イェラ・レップマンはドイツ将校の妻としてドイツで暮らしていましたが、第一次世界大戦での夫の死後、編集者として働き始めました。
しかし、その後、ナチスドイツの台頭により、二人の子どもと共にイギリスに移住します。
第二次世界大戦後はドイツにもどり、ドイツ再建に力を尽くしました。
この絵本に描かれている「絵本の展示会」が、それです。イェラは、(この絵本によると)20ヵ国の国々から、絵本を提供してもらえたということです。
戦争で図書館を失った子どもたちは、イェラの展示会でドイツの絵本だけでなく、たくさんの国々の絵本に触れることが出来ました。また、そのなかには、戦時中はナチスから禁止されていた絵本もあり、自由に読むことができたようです。
この絵本の主人公アンネリーゼの弟が好きな本として「はなのすきなうし」が登場します。これは「戦いを嫌う本」として戦時中、ナチスから禁止されていた絵本でした。
1952年にイェラは児童書を通じた国際理解に関する会議を開始し、 1953年にチューリッヒで非営利の国際児童図書評議会(IBBY)を設立しました。設立メンバーには「長くつ下のピッピ」のアストリッド・リンドグレーンも参加しています。
また、エーリヒ・ケストナーの「動物会議」にアイディアとインスピレーションを与えたともいわれています。
このように活動を続けた彼女は、1949年、ミュンヘンの国際児童図書館の設立に携わりました。この図書館は1983年にミュンヘンのブルーテンブルグ城に移転し、今も「本の城」として愛されているようです。(国際児童図書館の訪問レポを書いているブロガーさんがいらっしゃいましたのでリンクしておきます。)
難しい時代になっても、自分に出来ることを探し、行動を続けたイェラ・レップマン。
たいへんなバイタリティです。
大人って、なんでもできるわけでも、なんでもわかるわけでもないけれど、でも、やらないよりは、やったほうがいい。自分にできることを。
子どもだけでなく、大人も学ぶことが多い絵本です。
今の時代、世の中で起きていることを子どもにわかりやすく説明することは難しいので、このような絵本の必要性は高まっていると思います。すこしでも、世の中が明るいほうに向かいますように。

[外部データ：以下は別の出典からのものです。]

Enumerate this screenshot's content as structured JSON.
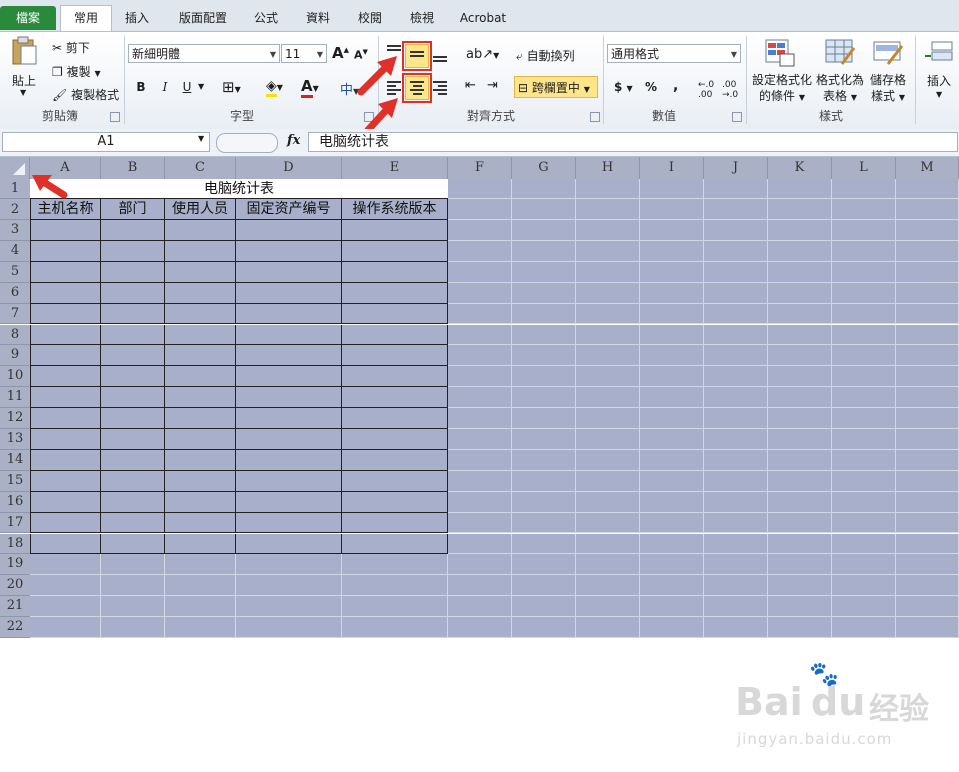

「戦争はねえ、始めるときは簡単なんだけど、終わらせるのがとても難しいのよ」と言う祖母の言葉が思い出されます。そして、その難しいことに、世界中の大人たちが取り組んでいます。
子どもたちに少しでも、明るい未来を残せるように。
繊細な方へ(HSPのためのブックガイド)
子どもたちに世界中の絵本をあたえることで、ドイツの再建に力を尽くしたイェラ・レップマンの活動をもとに、本の大好きなドイツの女の子の戦後の生活を描いています。希望に満ちたお話です。HSPやHSCのほうが多くのメッセージを受け取れると思います。
週末は、親子で読んで、いろいろと話し合うのもいいかもしれません。